Nick George
{:title "SQLite3 for data analysis and inter-language exchange" :date "2020-10-14" :updated "{{{time(%Y-%m-%d %a)}}}" :tags ["python" "R" "database" "data analysis" "data"]}

SQLite3 for data analysis and inter-language exchange

> contents

First published: 2020-10-14 Wed
Last updated: 2020-10-14 Wed

Language agnostic data storage

After taking Gary Bernhardt's excellent course on SQL I've started using SQLite3 to store and organize data from my patch clamp experiments (described here). One of the best parts of using SQL is the fact that the data is stored in an organized, structured, and language agnostic way. I use Python and R extensively for my analysis and data processing, and typically I have stored temporary analysis files as simple CSVs or JSON files. While this works (and also uses language agnostic text files), I typically end up with a directory full of temporary files that I have to read in batch and re-structure into a usable format when I read it back in for further work. I typically do this in R, but it leads to an unpleasant amount of boilerplate code and bespoke commands I look up and paste from older scripts – not a pleasant process.

Pre-processing and cleaning data

I recently began analyzing data from whole cell patch clamp experiments. I do initial data analysis (counting action potentials and recording action potential spike times) using Python, and in this case I wrote this data out to a bunch of JSON files for further analysis using R (note: I should have added it to the database directly, but I was pressed for time). After the Python step, one of my data directories looks like this:

.
├── spike_times_sweep_0.json
├── spike_times_sweep_1.json
├── spike_times_sweep_10.json
...

From there, I typically use R to read all these files into memory and perform some re-naming, grouping, and formatting work before proceeding with my whatever analysis I am doing. The processing code in R can be extensive, and while it doesn't take very long it does take up a lot of space at the top of my scripts just to end up with a well structured Dataframe. I'd like to avoid reading all the files from disc every time I do an analysis.

library(dplyr)
library(jsonlite)
library(tidyr)

data_paths <- list.files("/path/to/data/", pattern = "*.json", full.names = T)
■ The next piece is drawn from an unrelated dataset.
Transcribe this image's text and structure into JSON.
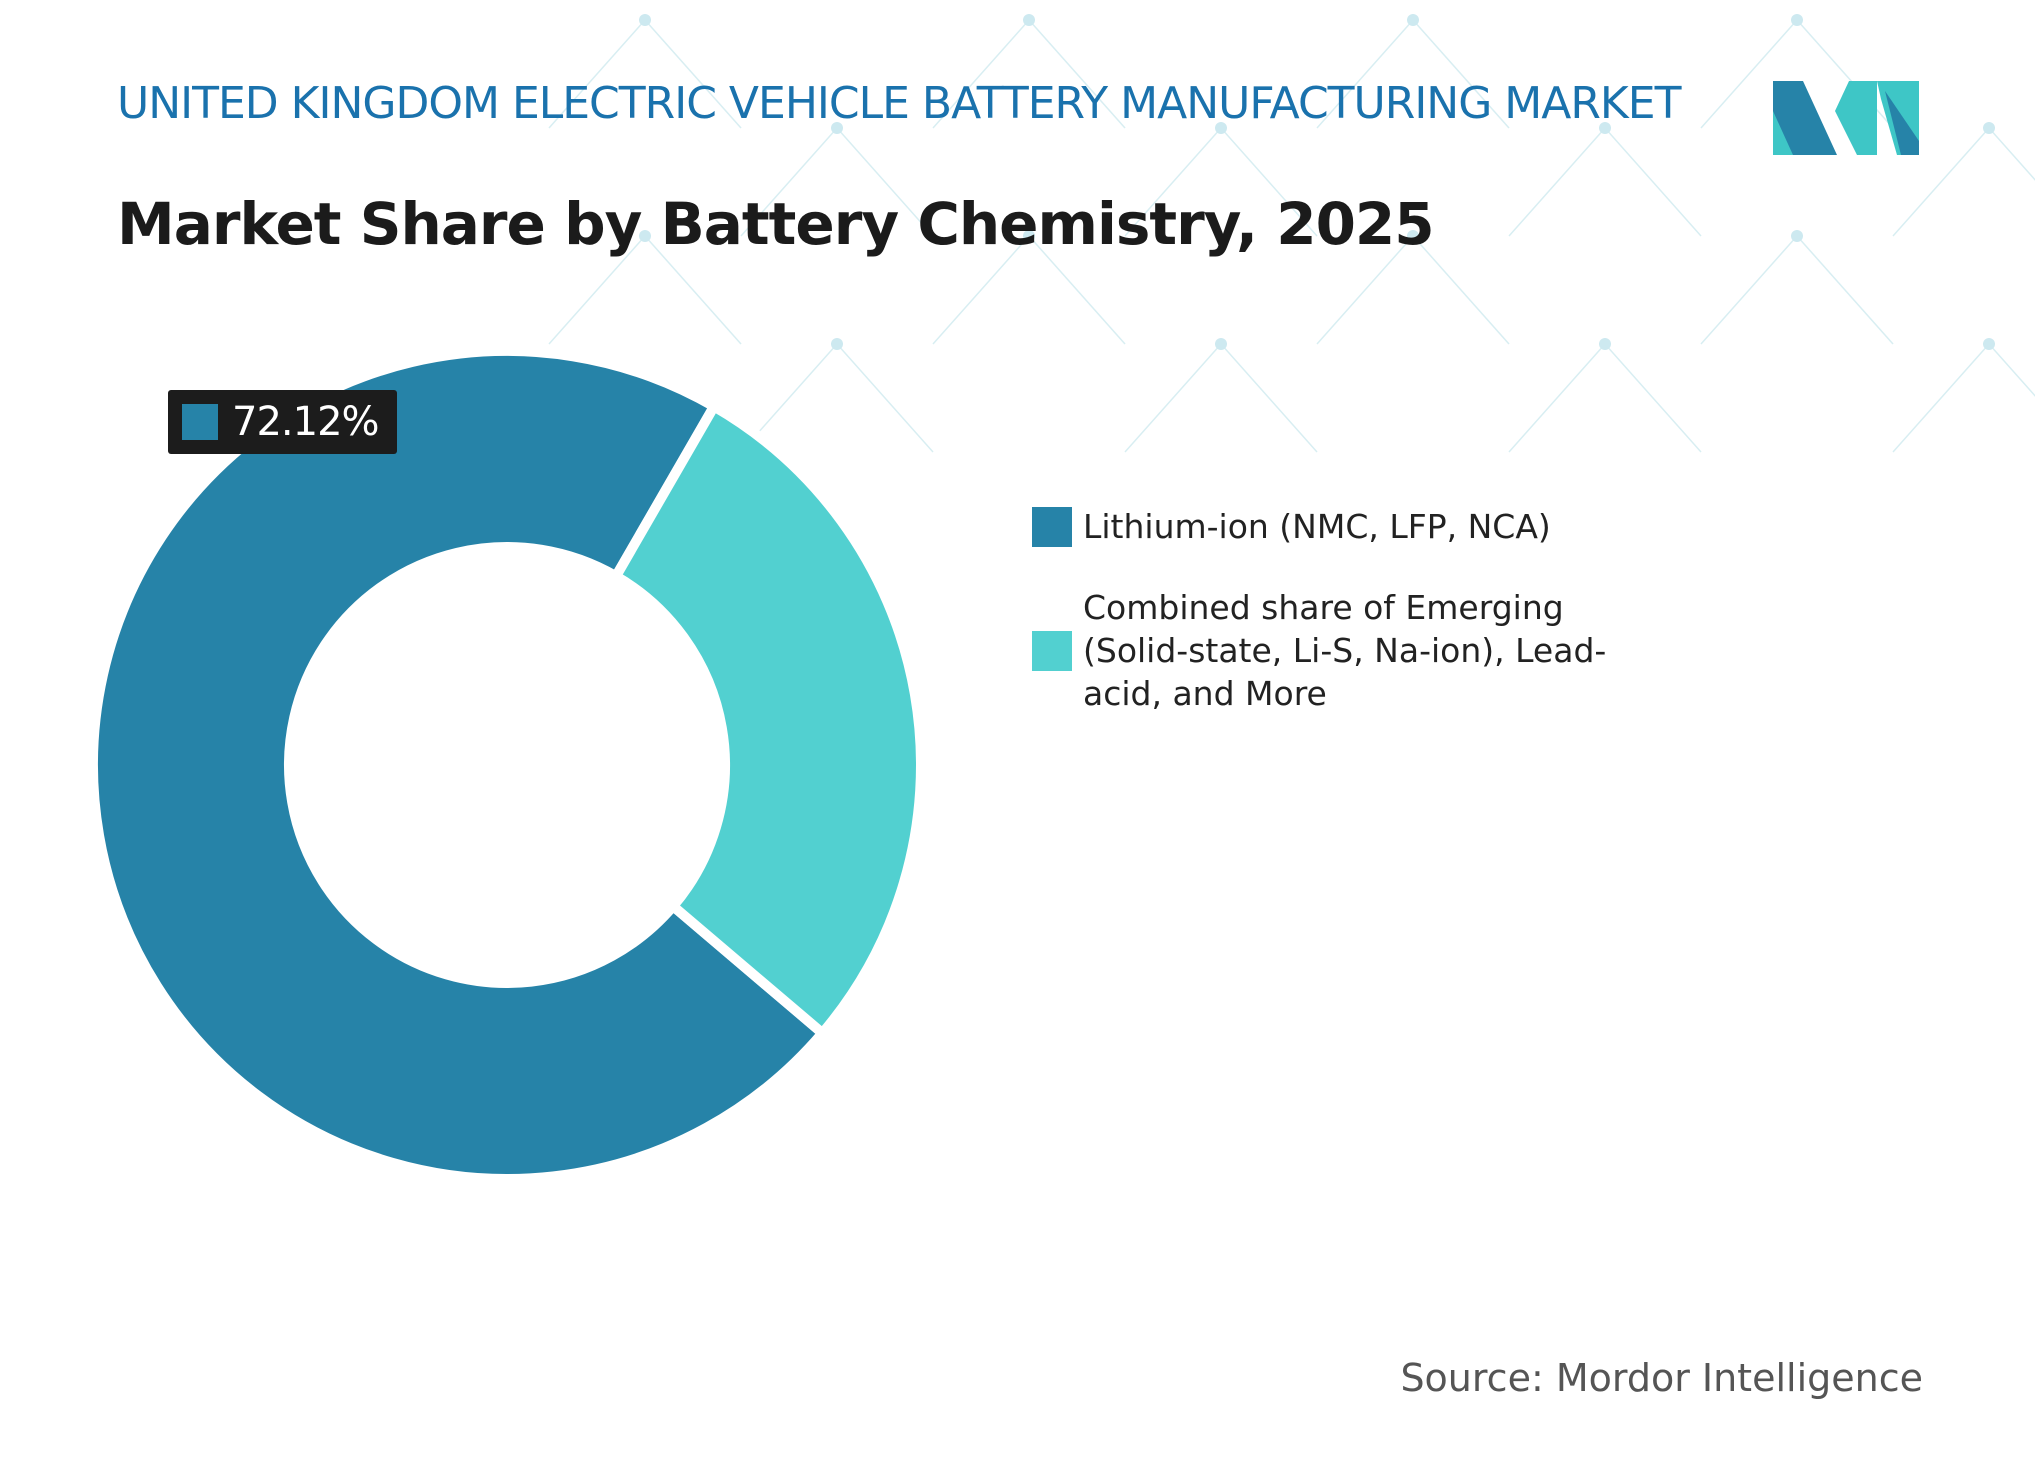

spikes_table <- bind_rows(purrr::map(data_paths, fromJSON)) %>%
  mutate(
    uid = paste(fname, mouse_id, cell_side, cell_n, treatment, sep = "_"),
    group_id = paste(mouse_id, cell_side, cell_n, treatment, sep = "_"),
    treatment = case_when(
      treatment == "sham" ~ "Control",
      treatment == "occl" ~ "Naris Occlusion",
      TRUE ~ "Unknown"
    ),
    cell_side = case_when(
      cell_side == "left" ~ "Left",
      cell_side == "right" ~ "Right",
      cell_side == "open" ~ "Open",
      cell_side == "occl" ~ "Occluded",
      TRUE ~ "Unknown"
    ),
# ... and on and on

Typically, I would write this out to a CSV for further analysis or paste this code at the top of every script. This just adds yet another (large) text file I have to keep track of, and someone is bound to open this with Excel, with possibly horrible consequences. I already have a database with my patch clamp metadata (described here), so why not add this preprocessed data to that database as a table?
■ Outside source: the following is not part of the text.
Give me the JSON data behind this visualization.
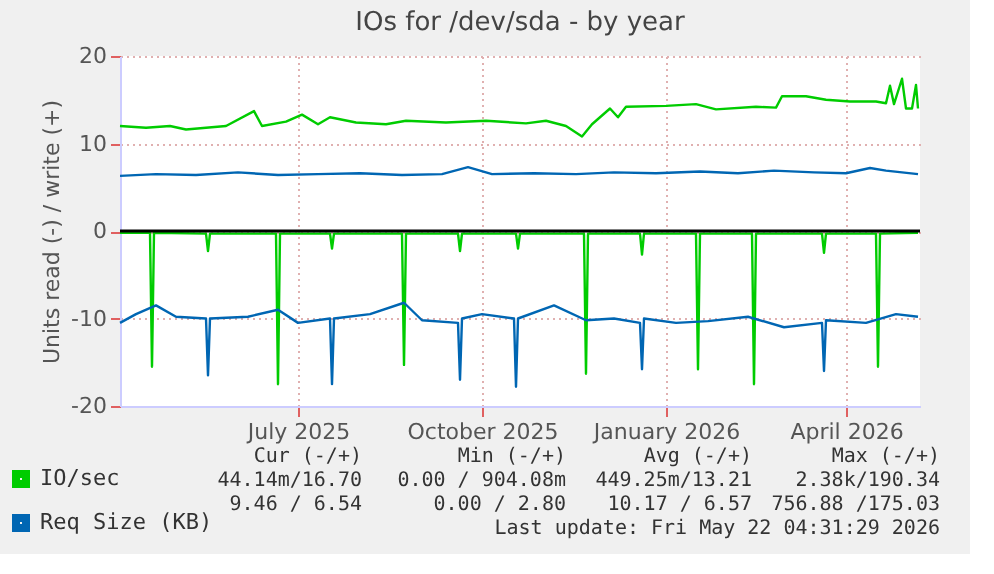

Adding pre-processed data to a database with R

R has excellent database support, here I will use the DBI package and RSQLite, which provide a nice interface for managing databases. One of the coolest parts is that they allow me to connect to my database and add a table with the correct types without even defining it first. For example, I'll use the DBI::dbWriteTable() command, with default values and row.names = FALSE to add my processed table to the database (docs).

con <- DBI::dbConnect(RSQLite::SQLite(), ":memory:") # create a connection, this time to an in-memory SQLite DB, but normally I'd add the path to my database.
DBI::dbWriteTable(con, "steps_table", spikes_table, row.names = F) # write the `spikes_table` to the database
DBI::dbDisconnect(con) # disconnect 

And that's it. You can now read the data in like so:

con <- DBI::dbConnect(RSQLite::SQLite(), "/path/to/data.db")
spikes_table <- DBI::dbReadTable(con, "steps_table")
DBI::dbDisconnect(con) # disconnect 

There are many options for read/write table available as well.

Now I can access this table from whatever language I happen to be using by connecting to the database and selecting what I need.